The self-test is part of a two-year research study that has been led by the Victoria University of Wellington in a bid to uncover the challenges associated with its implementation.
While a small number of Northland practices are currently participating in the study, the scheme is expected to roll out nationwide next year.
The initiative aims to reach rural areas and at-risk wāhine in Northland. So far, more than 1234 women aged between 25 and 69 have participated in the study.
“Empowering” and “mana-enhancing” is how the initiative has been described by those at the forefront.

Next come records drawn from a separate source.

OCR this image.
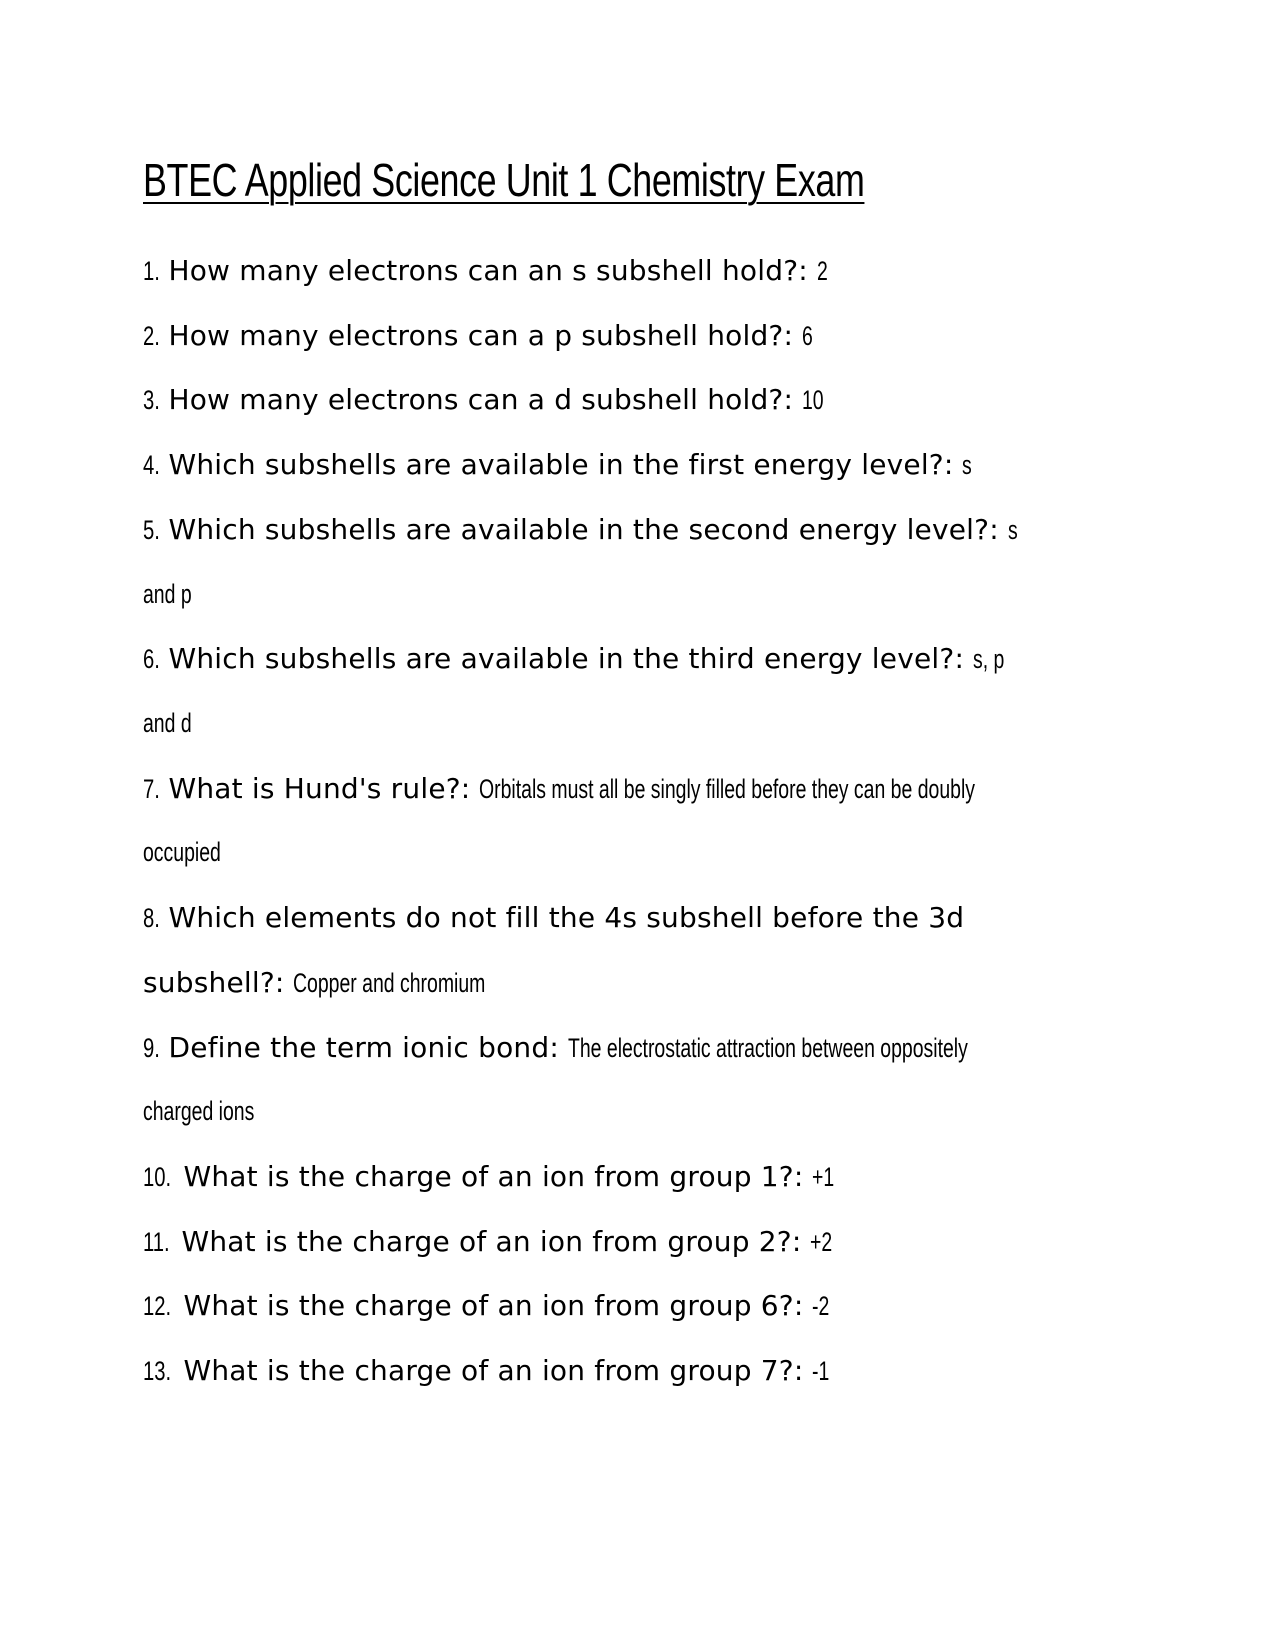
BTEC Applied Science Unit 1 Chemistry Exam
1. How many electrons can an s subshell hold?: 2
2. How many electrons can a p subshell hold?: 6
3. How many electrons can a d subshell hold?: 10
4. Which subshells are available in the first energy level?: s
5. Which subshells are available in the second energy level?: s
and p
6. Which subshells are available in the third energy level?: s, p
and d
7. What is Hund's rule?: Orbitals must all be singly filled before they can be doubly
occupied
8. Which elements do not fill the 4s subshell before the 3d
subshell?: Copper and chromium
9. Define the term ionic bond: The electrostatic attraction between oppositely
charged ions
10. What is the charge of an ion from group 1?: +1
11. What is the charge of an ion from group 2?: +2
12. What is the charge of an ion from group 6?: -2
13. What is the charge of an ion from group 7?: -1
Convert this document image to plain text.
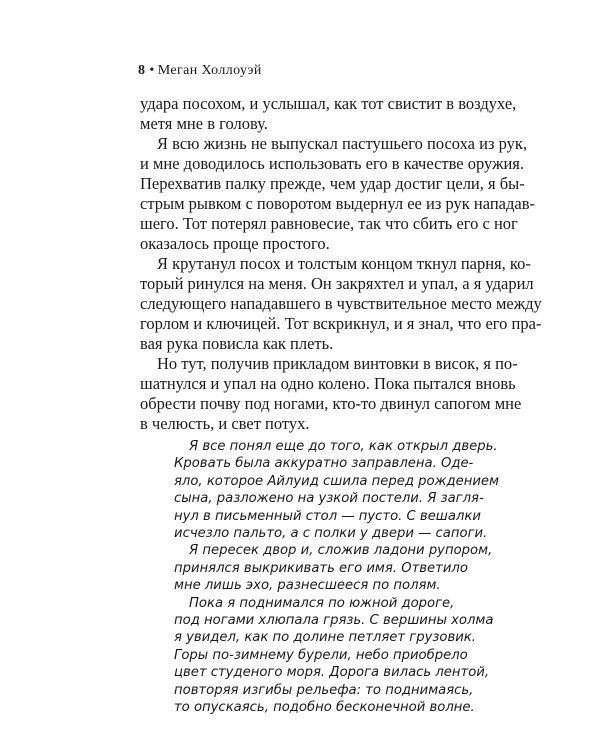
8 • Меган Холлоуэй
удара посохом, и услышал, как тот свистит в воздухе,
метя мне в голову.
Я всю жизнь не выпускал пастушьего посоха из рук,
и мне доводилось использовать его в качестве оружия.
Перехватив палку прежде, чем удар достиг цели, я бы-
стрым рывком с поворотом выдернул ее из рук нападав-
шего. Тот потерял равновесие, так что сбить его с ног
оказалось проще простого.
Я крутанул посох и толстым концом ткнул парня, ко-
торый ринулся на меня. Он закряхтел и упал, а я ударил
следующего нападавшего в чувствительное место между
горлом и ключицей. Тот вскрикнул, и я знал, что его пра-
вая рука повисла как плеть.
Но тут, получив прикладом винтовки в висок, я по-
шатнулся и упал на одно колено. Пока пытался вновь
обрести почву под ногами, кто-то двинул сапогом мне
в челюсть, и свет потух.
Я все понял еще до того, как открыл дверь.
Кровать была аккуратно заправлена. Оде-
яло, которое Айлуид сшила перед рождением
сына, разложено на узкой постели. Я загля-
нул в письменный стол — пусто. С вешалки
исчезло пальто, а с полки у двери — сапоги.
Я пересек двор и, сложив ладони рупором,
принялся выкрикивать его имя. Ответило
мне лишь эхо, разнесшееся по полям.
Пока я поднимался по южной дороге,
под ногами хлюпала грязь. С вершины холма
я увидел, как по долине петляет грузовик.
Горы по-зимнему бурели, небо приобрело
цвет студеного моря. Дорога вилась лентой,
повторяя изгибы рельефа: то поднимаясь,
то опускаясь, подобно бесконечной волне.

Mahitahi Hauora general practice services leader, Mary-Ann Clueard, said Northland has a very rural population that lives in “very extracted areas [...] where they don’t normally have that much connection with any care at all”.
“Cervical screening has always been an area that has been mostly impacted by a barrier to access, cost - and also, when you think about the actual test yourself, it’s just not okay. It’s not acceptable for a lot of women.”
The new test is much simpler, administered through a vaginal swab that the participant may take themselves, or have done by a clinician if preferred.
“What I’m really hoping to see is our screening rates go up,” said Clueard. “If we can get our cervical screening rates up and improved, then we’re actually improving screening as a whole.”
She said the “gold standard” would be to see no cervical cancer in Tai Tokerau, and eventually nationally.
Director of the National Centre for Women’s Health Research Aotearoa, Professor Beverley Lawton, said that will only occur if people utilise the two pillars that have the ability to eliminate cervical cancer: the HPV vaccine and screening.
“Cervical cancer affects 150 women a year in New Zealand. Over 50 women will die, disproportionately Māori,” she explained.
“The good thing about cervical screening is we want to find the change that leads to cancer.”
She said the new swabs are a preventative measure, which is “more effective”, and wants to see as many wāhine as possible participating in what she called a “mana-enhancing” initiative.
Lawton called the scheme an “equity tool” which will enable women who carry the HPV virus to access care straight away, and praised Mahitahi Hauora for their work alongside her.
“Mahitahi is contributing to the knowledge base - they’ve all come together on the kaupapa,” she said.